The stress wave generated by impact or dynamic load will produce significant reflection and transmission at the rock coal or rock interface during the propagation process. This will produce dynamic effects such as dynamic tensile, stress superposition and mutation. These dynamic effects will lead to obvious vibration at the interfaces, which is a key factor leading to dynamic damage and the failure of coal and rock mass. In the process of underground engineering excavation, the dynamic damage of a series of layered rock masses is one of the important factors causing geological disasters. Based on the two-dimensional similar material simulation experiment, the coal and rock mass combined of five layers of fine sandstone, medium sandstone, coal, coarse sandstone and mudstone was taken as the research object, and single and multi-point excitation (synchronous/step-by-step) were used to test the time-history vibration curves of rock-coal and rock-rock interfaces under impact load.
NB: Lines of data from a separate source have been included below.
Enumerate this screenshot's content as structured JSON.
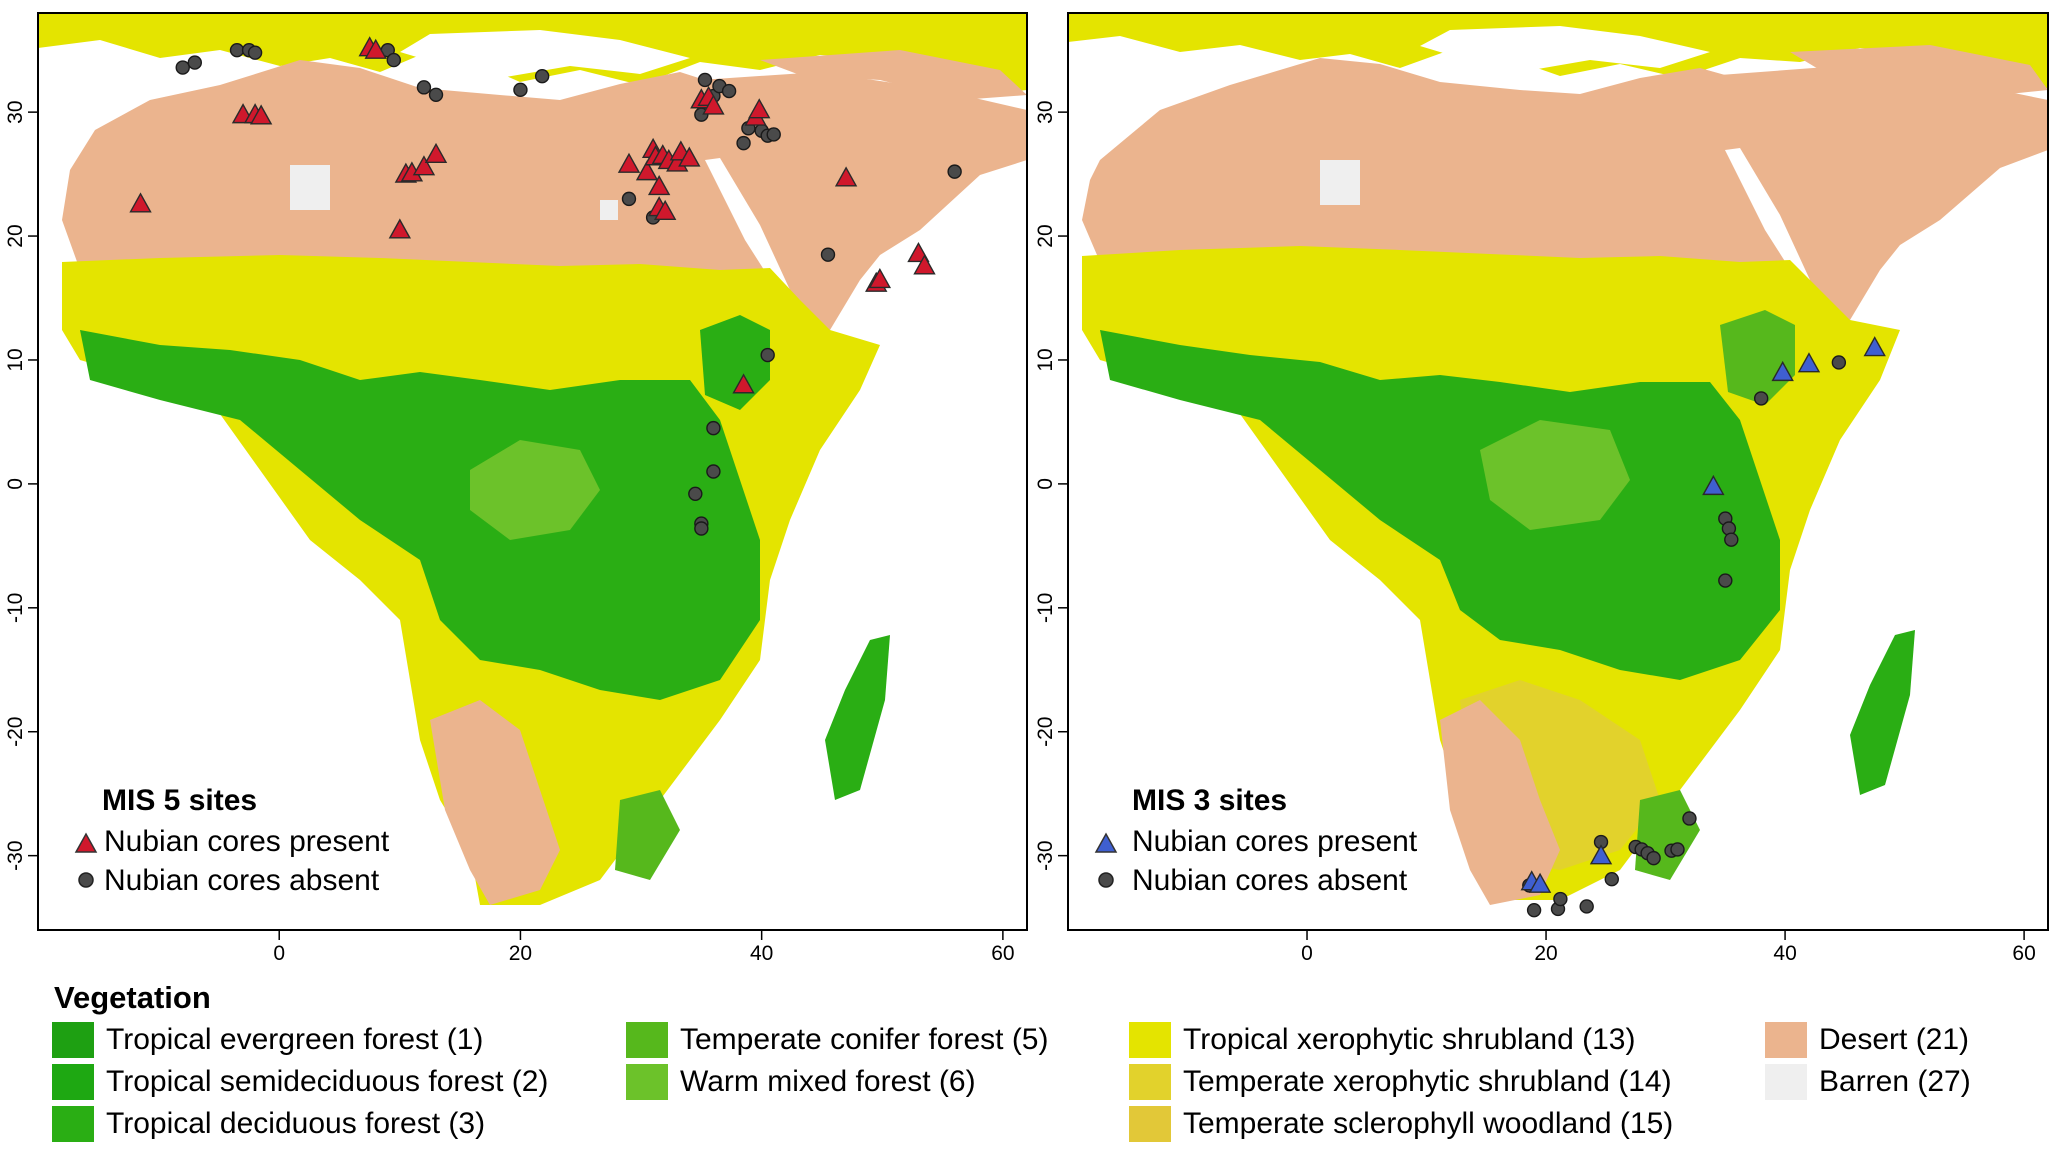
{
  "panels": [
    {
      "title": "MIS 5 sites",
      "present_label": "Nubian cores present",
      "absent_label": "Nubian cores absent",
      "present_color": "#d0182c",
      "present_sites": [
        [
          -11.5,
          22.6
        ],
        [
          -3,
          29.8
        ],
        [
          -2,
          29.8
        ],
        [
          -1.5,
          29.7
        ],
        [
          7.5,
          35.2
        ],
        [
          8,
          35
        ],
        [
          10,
          20.5
        ],
        [
          10.5,
          25
        ],
        [
          11,
          25.1
        ],
        [
          12,
          25.6
        ],
        [
          13,
          26.6
        ],
        [
          29,
          25.8
        ],
        [
          30.5,
          25.2
        ],
        [
          31,
          27
        ],
        [
          31.2,
          26.4
        ],
        [
          31.5,
          22.3
        ],
        [
          31.5,
          24
        ],
        [
          31.8,
          26.5
        ],
        [
          32,
          22
        ],
        [
          32.3,
          26.1
        ],
        [
          33,
          25.9
        ],
        [
          33.3,
          26.8
        ],
        [
          34,
          26.3
        ],
        [
          35,
          31
        ],
        [
          35.6,
          31.2
        ],
        [
          36,
          30.5
        ],
        [
          39.5,
          29.6
        ],
        [
          39.8,
          30.2
        ],
        [
          47,
          24.7
        ],
        [
          49.5,
          16.2
        ],
        [
          49.8,
          16.5
        ],
        [
          53,
          18.6
        ],
        [
          53.5,
          17.6
        ],
        [
          38.5,
          8
        ]
      ],
      "absent_sites": [
        [
          -8,
          33.6
        ],
        [
          -7,
          34
        ],
        [
          -3.5,
          35
        ],
        [
          -2.5,
          35
        ],
        [
          -2,
          34.8
        ],
        [
          9,
          35
        ],
        [
          9.5,
          34.2
        ],
        [
          12,
          32
        ],
        [
          13,
          31.4
        ],
        [
          20,
          31.8
        ],
        [
          21.8,
          32.9
        ],
        [
          29,
          23
        ],
        [
          31,
          21.5
        ],
        [
          35,
          29.8
        ],
        [
          35.3,
          32.6
        ],
        [
          36,
          31.3
        ],
        [
          36.5,
          32.1
        ],
        [
          37.3,
          31.7
        ],
        [
          38.5,
          27.5
        ],
        [
          38.9,
          28.7
        ],
        [
          40,
          28.5
        ],
        [
          40.5,
          28.1
        ],
        [
          41,
          28.2
        ],
        [
          45.5,
          18.5
        ],
        [
          56,
          25.2
        ],
        [
          40.5,
          10.4
        ],
        [
          36,
          4.5
        ],
        [
          36,
          1
        ],
        [
          34.5,
          -0.8
        ],
        [
          35,
          -3.2
        ],
        [
          35,
          -3.6
        ]
      ]
    },
    {
      "title": "MIS 3 sites",
      "present_label": "Nubian cores present",
      "absent_label": "Nubian cores absent",
      "present_color": "#3f5fd0",
      "present_sites": [
        [
          34,
          -0.2
        ],
        [
          39.8,
          9
        ],
        [
          42,
          9.7
        ],
        [
          47.5,
          11
        ],
        [
          24.6,
          -30
        ],
        [
          18.8,
          -32.1
        ],
        [
          19.5,
          -32.3
        ]
      ],
      "absent_sites": [
        [
          38,
          6.9
        ],
        [
          44.5,
          9.8
        ],
        [
          35,
          -2.8
        ],
        [
          35.3,
          -3.6
        ],
        [
          35.5,
          -4.5
        ],
        [
          35,
          -7.8
        ],
        [
          18.6,
          -32.4
        ],
        [
          19,
          -34.4
        ],
        [
          21,
          -34.3
        ],
        [
          21.2,
          -33.5
        ],
        [
          23.4,
          -34.1
        ],
        [
          24.6,
          -28.9
        ],
        [
          25.5,
          -31.9
        ],
        [
          27.5,
          -29.3
        ],
        [
          28,
          -29.5
        ],
        [
          28.5,
          -29.8
        ],
        [
          29,
          -30.2
        ],
        [
          30.5,
          -29.6
        ],
        [
          31,
          -29.5
        ],
        [
          32,
          -27
        ]
      ]
    }
  ],
  "axes": {
    "x_ticks": [
      0,
      20,
      40,
      60
    ],
    "y_ticks": [
      30,
      20,
      10,
      0,
      -10,
      -20,
      -30
    ],
    "x_range": [
      -20,
      62
    ],
    "y_range": [
      -36,
      38
    ]
  },
  "vegetation": {
    "title": "Vegetation",
    "items": [
      {
        "label": "Tropical evergreen forest (1)",
        "color": "#1ea012"
      },
      {
        "label": "Tropical semideciduous forest (2)",
        "color": "#1ea812"
      },
      {
        "label": "Tropical deciduous forest (3)",
        "color": "#2aae14"
      },
      {
        "label": "Temperate conifer forest (5)",
        "color": "#56b81c"
      },
      {
        "label": "Warm mixed forest (6)",
        "color": "#6cc22a"
      },
      {
        "label": "Tropical xerophytic shrubland (13)",
        "color": "#e4e400"
      },
      {
        "label": "Temperate xerophytic shrubland (14)",
        "color": "#e2d22c"
      },
      {
        "label": "Temperate sclerophyll woodland (15)",
        "color": "#e2c838"
      },
      {
        "label": "Desert (21)",
        "color": "#ebb48e"
      },
      {
        "label": "Barren (27)",
        "color": "#efefef"
      }
    ]
  }
}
It was concluded that the change of extreme value of vibration amplitude presented two stages: first increase, and then attenuation. Most of them required 2.25 cycles to reach the peak value, and the dynamic attenuation of amplitude conformed to the law of exponential. Based on Fast Fourier transform (FFT), the spectrum structures of the amplitude-frequency of interface vibration were studied, and the two predominant frequencies were 48.9 similar to 53.7 Hz and 92.4 Hz, respectively. Based on the Hilbert-Huang transform and energy equation, 5 similar to 7 vibration modes (IMF) were obtained by decomposing the time-history curves. The three modes, IMF1, IMF2, and IMF3, contained high energy and were effective vibration modes. IMF2 accounted for the highest proportion and was the main vibration mode whose predominant frequencies were concentrated in 45.6 similar to 50.2 Hz. Therefore, IMF2 played a decisive role in the whole vibration process and had an important impact on the dynamic response, damage and failure of coal and rock mass. In real conditions, the actual predominant frequencies can be converted according to the size and mechanical properties of the coal and rock mass, and the vibration response characteristics of the interfaces between coal and rock mass under impact load were preliminarily revealed. This study can provide reference for monitoring and early warning of coal and rock dynamic disasters, prevention and control of coal and gas outburst and technical development.